What about authors who do want to DIY, though? Having a publishing division might certainly be an incentive for an agency to discourage such efforts–and if the agency’s author-agent agreement includes interminable agency language, the agency might even be tempted to argue that its claim extended to publishing. What about authors who’d rather their agents tried to re-sell their out-of-print work to a trade publisher? If the agency has its own publishing division, how motivated will it be to do this for books it could easily and perhaps profitably publish itself? How much pressure might it bring to bear to encourage clients to allow it to exploit their rights directly? What about the allocation of resources–how much of an impact might running a publishing division have on an agency’s focus on selling new titles, even if the agency outsources much of the work?

And what about new clients with yet-to-be-published manuscripts, or existing clients whose manuscripts don’t sell immediately? So far, most agency publishing ventures concentrate on backlist–but that may not continue to be the case. For an agency with a publishing arm that publishes new work, to what degree might the prospect of publishing a client itself compromise its motivation to aggressively market the client’s manuscript to other publishers–or, for a prospective client, to offer a publishing deal rather than representation?

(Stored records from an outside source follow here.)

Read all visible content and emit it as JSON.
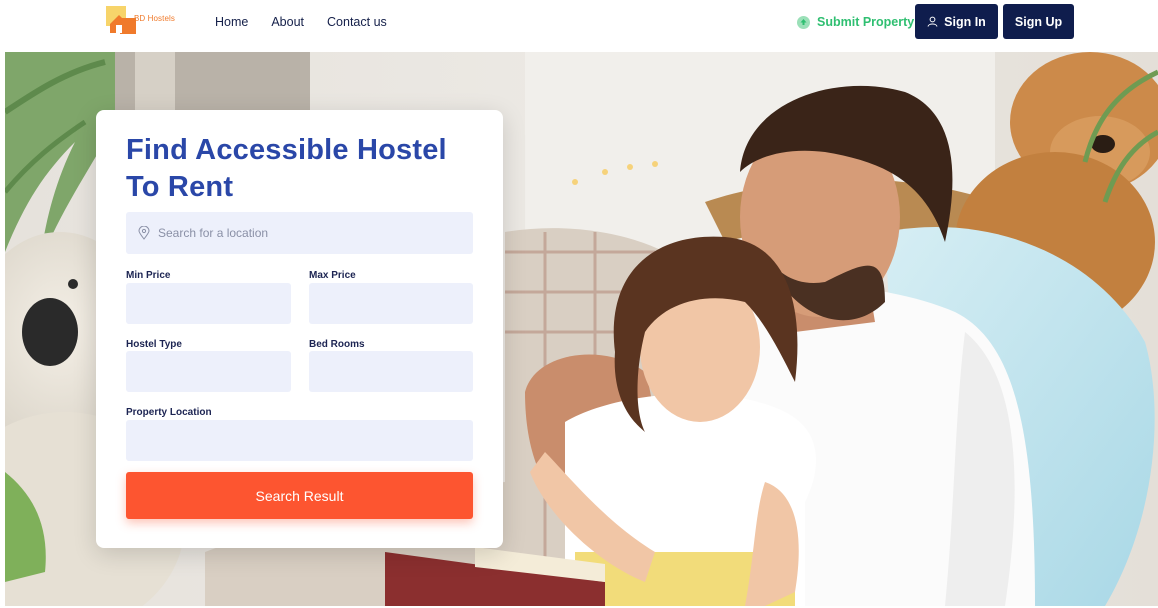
{
  "header": {
    "logo_text": "BD Hostels",
    "nav": [
      {
        "label": "Home"
      },
      {
        "label": "About"
      },
      {
        "label": "Contact us"
      }
    ],
    "submit_property_label": "Submit Property",
    "sign_in_label": "Sign In",
    "sign_up_label": "Sign Up"
  },
  "search_card": {
    "title": "Find Accessible Hostel To Rent",
    "location_search": {
      "placeholder": "Search for a location",
      "value": ""
    },
    "fields": {
      "min_price_label": "Min Price",
      "max_price_label": "Max Price",
      "hostel_type_label": "Hostel Type",
      "bed_rooms_label": "Bed Rooms",
      "property_location_label": "Property Location"
    },
    "search_button_label": "Search Result"
  },
  "colors": {
    "primary_dark": "#0f1d4d",
    "accent_orange": "#fd5530",
    "title_blue": "#2a47a8",
    "submit_green": "#2fbf71",
    "field_bg": "#edf0fb"
  },
  "icons": {
    "logo": "house-logo-icon",
    "submit_property": "upload-icon",
    "sign_in": "user-icon",
    "location": "map-pin-icon"
  }
}
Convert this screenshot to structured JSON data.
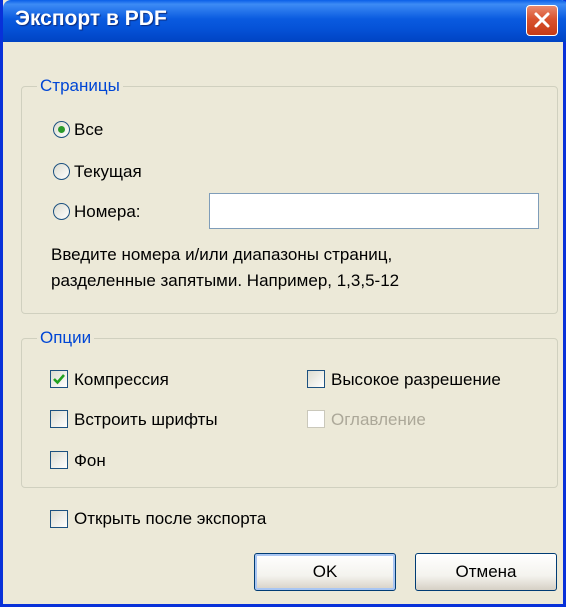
{
  "window": {
    "title": "Экспорт в PDF"
  },
  "pages_group": {
    "legend": "Страницы",
    "radio_all": "Все",
    "radio_current": "Текущая",
    "radio_numbers": "Номера:",
    "numbers_value": "",
    "selected": "all",
    "hint_line1": "Введите номера и/или диапазоны страниц,",
    "hint_line2": "разделенные запятыми. Например, 1,3,5-12"
  },
  "options_group": {
    "legend": "Опции",
    "compression": {
      "label": "Компрессия",
      "checked": true
    },
    "high_resolution": {
      "label": "Высокое разрешение",
      "checked": false
    },
    "embed_fonts": {
      "label": "Встроить шрифты",
      "checked": false
    },
    "table_of_contents": {
      "label": "Оглавление",
      "checked": false,
      "disabled": true
    },
    "background": {
      "label": "Фон",
      "checked": false
    }
  },
  "open_after_export": {
    "label": "Открыть после экспорта",
    "checked": false
  },
  "buttons": {
    "ok": "OK",
    "cancel": "Отмена"
  },
  "colors": {
    "title_bar": "#0A5BE0",
    "legend_text": "#0046D5",
    "check_mark": "#21A121",
    "dialog_bg": "#ECE9D8"
  }
}
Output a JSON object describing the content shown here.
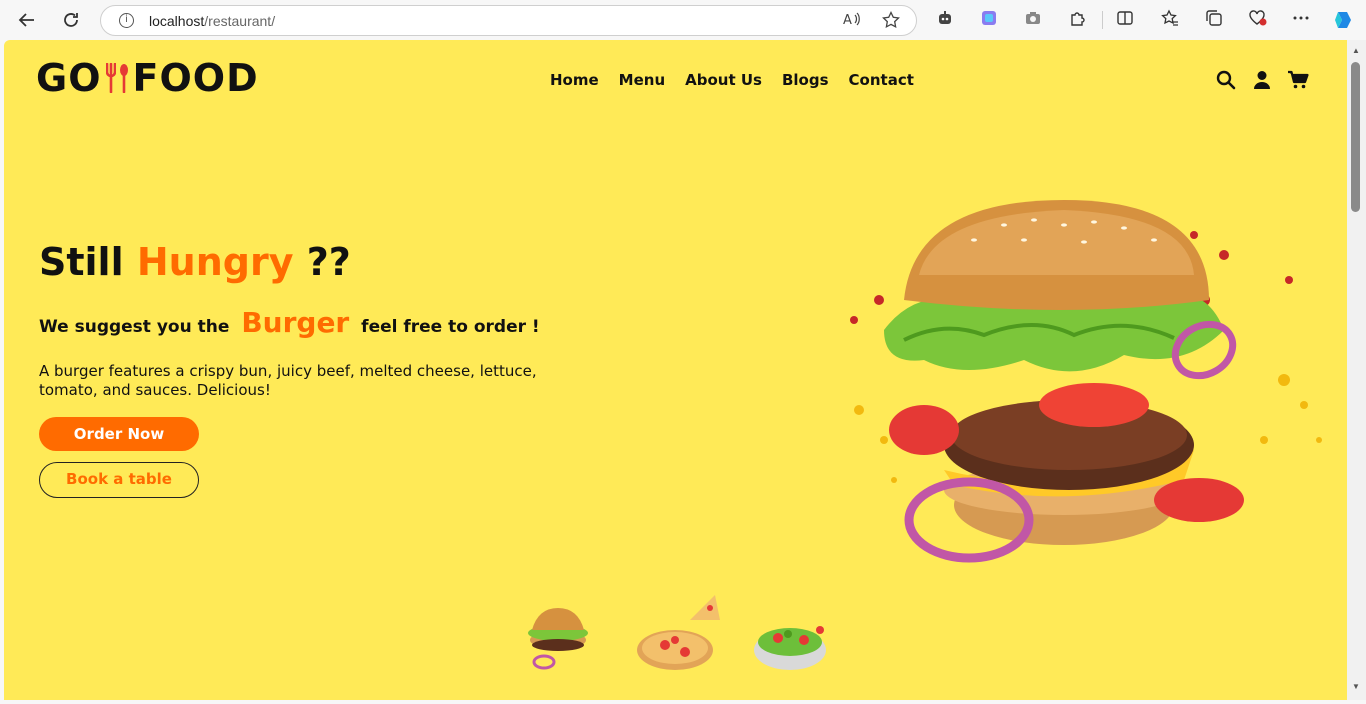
{
  "browser": {
    "url_host": "localhost",
    "url_path": "/restaurant/",
    "icons": [
      "back-icon",
      "reload-icon",
      "info-icon",
      "read-aloud-icon",
      "favorite-star-icon",
      "robot-icon",
      "app-icon",
      "camera-icon",
      "extensions-icon",
      "split-screen-icon",
      "favorites-icon",
      "collections-icon",
      "browser-essentials-icon",
      "more-icon",
      "copilot-icon"
    ]
  },
  "logo": {
    "left": "GO",
    "right": "FOOD"
  },
  "nav": {
    "items": [
      "Home",
      "Menu",
      "About Us",
      "Blogs",
      "Contact"
    ]
  },
  "header_icons": [
    "search-icon",
    "user-icon",
    "cart-icon"
  ],
  "hero": {
    "title_pre": "Still",
    "title_accent": "Hungry",
    "title_post": "??",
    "suggest_pre": "We suggest you the",
    "suggest_accent": "Burger",
    "suggest_post": "feel free to order !",
    "description": "A burger features a crispy bun, juicy beef, melted cheese, lettuce, tomato, and sauces. Delicious!",
    "order_button": "Order Now",
    "book_button": "Book a table"
  },
  "thumbnails": [
    "burger-thumb",
    "pizza-thumb",
    "salad-thumb"
  ],
  "colors": {
    "background": "#ffea57",
    "accent": "#ff6b00",
    "text": "#111111"
  }
}
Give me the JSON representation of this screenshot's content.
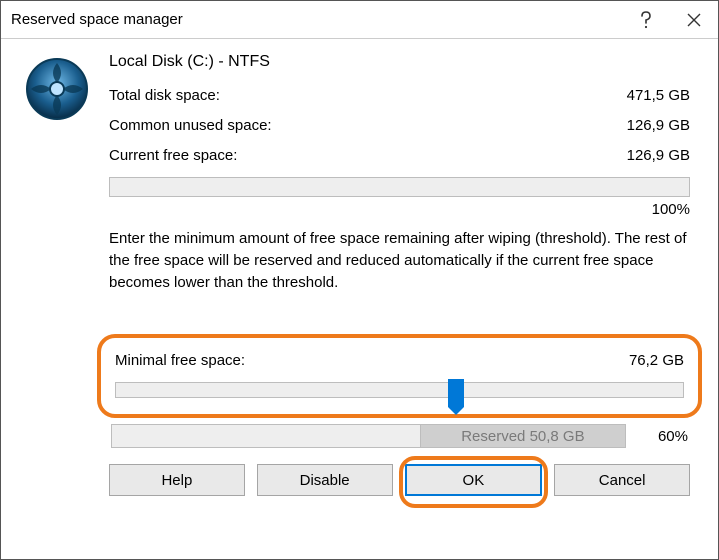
{
  "window": {
    "title": "Reserved space manager"
  },
  "disk": {
    "name": "Local Disk (C:) - NTFS",
    "total_label": "Total disk space:",
    "total_value": "471,5 GB",
    "unused_label": "Common unused space:",
    "unused_value": "126,9 GB",
    "free_label": "Current free space:",
    "free_value": "126,9 GB",
    "free_pct": "100%"
  },
  "instruction": "Enter the minimum amount of free space remaining after wiping (threshold). The rest of the free space will be reserved and reduced automatically if the current free space becomes lower than the threshold.",
  "slider": {
    "label": "Minimal free space:",
    "value_text": "76,2 GB",
    "position_pct": 60
  },
  "reserved": {
    "label": "Reserved 50,8 GB",
    "fill_pct": 40,
    "pct_text": "60%"
  },
  "buttons": {
    "help": "Help",
    "disable": "Disable",
    "ok": "OK",
    "cancel": "Cancel"
  }
}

Even for unimpeachably reputable agencies, adding a publishing division poses a multitude of conflict-of-interest issues (as Piers Blofeld acknowledges in the quote above). For practical as well as ethical reasons, agencies that are considering an expansion into publishing MUST consider these issues, and come up with policies to address them. One possibility, for agency-owned publishers that will be issuing new work as well as backlist: raising an impenetrable wall between the different branches of the business–i.e., new work by agency clients would never be contracted by the publisher, and new authors signed by the publisher would never be offered representation by the agency.

A big part of the dizzying pace of change in publishing is the rapidity with which the lines are blurring–between publishers and self-publishing, between booksellers and publishers, between agents, editors, and publicists,  and between agencies and publishers. More and more, there are no hard and fast rules, and nearly everything needs to be evaluated in context. To top it off, the scams are still out there. It’s more vital than ever to be an educated writer–to continuously inform yourself about the publishing world, and to keep abreast, as much as possible, with what’s going on within it.

In a universe of change, knowledge is your greatest ally–and your best defense.